Sunday, September 17, 2006

Luxury yacht boom continues as new money floods in

Size matters in luxury yachting and for now there is no sign that demand for bigger and faster vessels is slowing, according to industry players at the Cannes boat show this week.

Driven by new money from emerging markets like Russia, low interest rates and technology that allows people to use their ships as mobile offices and enjoy all the comforts of home, demand for high-end yachts of over 30 meters is strong.

The boom is not limited to boat builders. Service suppliers from wine merchants to banks are benefiting, although some said they detected the first signs of moderation in the market for smaller vessels.

"My view is things are not as buoyant as the production boat manufacturers make it out to be. Anything below 30 meters seems to hang around a bit at the moment," said Russell Crump, of U.K.-based yacht brokerage Edmiston.

"Ten or 15 years ago anything over 30 meters was huge -- unbelievably big. A lot of those boats are now on the second- hand market. The most buoyant part of the market right now is mega yachts - 60 meters and up."

Paolo Vitelli, chairman and founder of Italy's Azimut Benetti SpA, which vies with Ferretti Group for leadership in the market for motor boats of up to 50 meters, said: "Anything below 45 feet is a difficult market. Anything above 45 feet is a reasonably decent market and it becomes easier the bigger you get. Below that limit (45 feet) the industry is suffering, above it the industry is enjoying."

"Last summer there was absolutely a shortage of boats for charter above 60 meters. There was enormous demand that was unsatisfied," he said.
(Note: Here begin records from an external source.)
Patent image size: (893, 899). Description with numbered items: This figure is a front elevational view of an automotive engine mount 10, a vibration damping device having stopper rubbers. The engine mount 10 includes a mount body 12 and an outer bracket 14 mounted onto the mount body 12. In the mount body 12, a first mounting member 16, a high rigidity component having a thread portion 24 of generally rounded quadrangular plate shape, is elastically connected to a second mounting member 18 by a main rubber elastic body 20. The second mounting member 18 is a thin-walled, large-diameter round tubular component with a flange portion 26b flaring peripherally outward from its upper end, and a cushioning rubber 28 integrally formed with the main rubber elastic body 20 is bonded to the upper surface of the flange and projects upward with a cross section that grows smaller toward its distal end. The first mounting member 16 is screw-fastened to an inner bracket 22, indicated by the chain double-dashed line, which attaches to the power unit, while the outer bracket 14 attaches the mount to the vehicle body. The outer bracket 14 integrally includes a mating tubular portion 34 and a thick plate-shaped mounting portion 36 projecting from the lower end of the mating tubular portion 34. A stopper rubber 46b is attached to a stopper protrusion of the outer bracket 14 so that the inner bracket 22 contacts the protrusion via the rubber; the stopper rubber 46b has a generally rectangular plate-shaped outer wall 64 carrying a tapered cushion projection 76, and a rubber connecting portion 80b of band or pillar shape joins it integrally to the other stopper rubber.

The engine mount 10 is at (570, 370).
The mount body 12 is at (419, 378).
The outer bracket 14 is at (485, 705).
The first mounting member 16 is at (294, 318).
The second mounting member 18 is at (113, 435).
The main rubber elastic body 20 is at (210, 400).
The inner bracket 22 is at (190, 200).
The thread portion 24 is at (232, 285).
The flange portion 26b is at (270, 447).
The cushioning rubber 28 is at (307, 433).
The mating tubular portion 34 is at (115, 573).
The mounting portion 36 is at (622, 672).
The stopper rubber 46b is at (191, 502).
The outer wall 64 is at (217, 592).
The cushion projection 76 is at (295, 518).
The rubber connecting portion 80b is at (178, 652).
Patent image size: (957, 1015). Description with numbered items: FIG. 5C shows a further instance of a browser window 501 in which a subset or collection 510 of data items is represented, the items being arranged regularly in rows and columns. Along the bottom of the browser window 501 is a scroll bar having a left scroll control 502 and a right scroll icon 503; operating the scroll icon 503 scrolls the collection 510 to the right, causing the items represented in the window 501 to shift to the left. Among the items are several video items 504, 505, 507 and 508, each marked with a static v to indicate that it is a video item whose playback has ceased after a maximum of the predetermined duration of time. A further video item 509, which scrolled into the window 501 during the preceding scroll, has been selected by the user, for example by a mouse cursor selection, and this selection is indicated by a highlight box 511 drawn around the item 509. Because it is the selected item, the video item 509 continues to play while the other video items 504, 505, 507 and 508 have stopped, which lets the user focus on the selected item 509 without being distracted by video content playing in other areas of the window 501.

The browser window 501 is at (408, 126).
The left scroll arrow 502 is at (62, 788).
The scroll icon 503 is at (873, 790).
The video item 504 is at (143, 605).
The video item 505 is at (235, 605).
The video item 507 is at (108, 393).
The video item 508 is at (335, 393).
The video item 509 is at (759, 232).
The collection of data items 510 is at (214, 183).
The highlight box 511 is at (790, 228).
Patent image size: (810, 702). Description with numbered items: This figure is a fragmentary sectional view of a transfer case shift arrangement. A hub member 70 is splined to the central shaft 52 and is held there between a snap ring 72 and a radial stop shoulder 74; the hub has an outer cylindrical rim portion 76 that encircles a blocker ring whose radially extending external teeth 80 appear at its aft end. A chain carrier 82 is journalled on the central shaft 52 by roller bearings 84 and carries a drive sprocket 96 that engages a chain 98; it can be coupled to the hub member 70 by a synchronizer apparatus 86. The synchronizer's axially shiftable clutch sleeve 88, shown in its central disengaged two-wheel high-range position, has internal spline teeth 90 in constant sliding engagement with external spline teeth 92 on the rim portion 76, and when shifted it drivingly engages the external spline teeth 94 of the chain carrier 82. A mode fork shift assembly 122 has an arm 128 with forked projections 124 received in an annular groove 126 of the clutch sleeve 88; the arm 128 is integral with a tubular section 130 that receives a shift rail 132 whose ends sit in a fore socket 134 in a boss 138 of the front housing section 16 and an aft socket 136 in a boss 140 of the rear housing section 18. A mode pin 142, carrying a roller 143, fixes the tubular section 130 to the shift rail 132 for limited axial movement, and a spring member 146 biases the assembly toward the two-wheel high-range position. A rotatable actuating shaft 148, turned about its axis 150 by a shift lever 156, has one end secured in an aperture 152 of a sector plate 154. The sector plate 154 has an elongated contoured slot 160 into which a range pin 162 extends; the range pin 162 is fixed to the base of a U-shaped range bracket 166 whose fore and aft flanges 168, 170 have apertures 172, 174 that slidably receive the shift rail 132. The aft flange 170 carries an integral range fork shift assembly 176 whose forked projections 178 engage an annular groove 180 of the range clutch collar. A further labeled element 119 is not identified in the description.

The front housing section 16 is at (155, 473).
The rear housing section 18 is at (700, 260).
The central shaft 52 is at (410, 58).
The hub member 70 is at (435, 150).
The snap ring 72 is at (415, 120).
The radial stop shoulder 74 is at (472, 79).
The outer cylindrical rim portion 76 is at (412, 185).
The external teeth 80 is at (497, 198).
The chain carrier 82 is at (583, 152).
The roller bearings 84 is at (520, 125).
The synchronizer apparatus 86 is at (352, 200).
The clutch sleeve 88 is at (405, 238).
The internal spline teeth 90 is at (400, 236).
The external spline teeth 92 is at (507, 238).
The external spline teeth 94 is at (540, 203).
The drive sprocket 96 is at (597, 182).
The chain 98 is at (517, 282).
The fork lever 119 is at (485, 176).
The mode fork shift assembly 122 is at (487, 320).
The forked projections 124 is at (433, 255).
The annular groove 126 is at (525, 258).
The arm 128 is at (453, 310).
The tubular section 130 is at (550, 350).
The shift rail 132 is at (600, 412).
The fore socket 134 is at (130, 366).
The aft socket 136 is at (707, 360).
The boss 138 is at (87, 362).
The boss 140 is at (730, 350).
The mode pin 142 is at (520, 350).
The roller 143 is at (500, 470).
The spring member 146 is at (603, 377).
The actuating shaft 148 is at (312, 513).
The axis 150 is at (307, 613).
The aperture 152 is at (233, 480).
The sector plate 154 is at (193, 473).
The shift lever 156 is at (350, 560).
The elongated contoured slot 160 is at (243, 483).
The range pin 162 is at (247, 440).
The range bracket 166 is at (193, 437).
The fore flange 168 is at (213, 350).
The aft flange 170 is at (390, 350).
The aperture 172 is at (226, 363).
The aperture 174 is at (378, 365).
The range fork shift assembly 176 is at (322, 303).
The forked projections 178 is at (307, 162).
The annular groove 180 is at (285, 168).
The result was soaring rates, but people still paid.

"We, through our Fraser yacht (charter and broker) unit, did one single charter of 7.8 million euros -- something like half a million a week plus, that is without paying for fuel, berths and tipping the crew."

Michael Kurtz, managing director of leading yacht insurance broker Pantaenius, estimates in 1990 there were around 800 yachts in Europe of over 20 meters. Now there are about 30,000.

"What has happened in this industry in the last 10 year is phenomenal. Growth is definitely coming from the big boats of 2.5 million to 5.0 million euros and more," he said.

The sums involved are huge. Gabriele Del Torchio, chief executive officer of Ferretti Group, estimated the market was already worth more than 11 billion euros.

Edmiston's Crump said demand for super yachts costing upwards of 65 million euros to build was so strong that those lucky enough to have boats on order could sell them when they were delivered for profits approaching 50 percent, challenging the norm that boats are a depreciating asset.

Barclays Marine Finance, which began expanding outside Britain four years ago, said it too had noticed the shift. "Four years ago our average loan was 70,000 to 75,000 euros. Now it's 250,000 to 300,000 euros. Our biggest lend to date was 15 million euros, but we are looking to go beyond that," said Marine Sales Manager Christine Chadwick.

The unit expects to do 250 million euros of new business this year compared with around 40 million four years ago.

"The top end of the market has grown for two years and we anticipate it will grow for another two years," she said. "People at the top end are not affected by economic trends, such as higher interest rates, in the same way as people at the lower end."

Emmanuelle Ott of Yacht Support Group, one of many companies that have sprung up to provide owners and charter firms with everything they need from crew training to spare parts, said she supplied wine alone worth 20,000 euros to one yacht this summer and some yachts have wine cellars worth 150,000 euros.

Didier Cazeaux, chairman of listed French yacht maker Couach , said the market was being driven by the growth of new wealth and the emergence of a non-traditional customer who wanted boats providing the comfort of cruise ships.

"This is offered by boats of around 30 meters and up."

Five years ago the shipyard mostly sold 22-meter boats, now it was 30 to 33 meters. The average price: 7 million euros.

Smaller French sailing yacht and catamaran makers complained at the show that they could sell more if the country would expand its ports, which are all full. Vitelli said capacity was also an issue in Florida and New England in the United States.

However Vitelli, Kurtz and others said that with new harbors being built all over the world only a geopolitical event or politicians -- Sardinia last summer tried to tax luxury yachts visiting its shores -- could threaten growth.

Cazeaux said he saw "nothing" that could slow down the industry.

"The world economy has been able to resist all kinds of shocks from oil prices to monstrous attacks. When something bad happens on one side of the world, things often continue on the other. There's no reason why the creation of new potential owners should slow. That is what is going to drive growth in this sector which is only at its beginning, it is going to literally explode."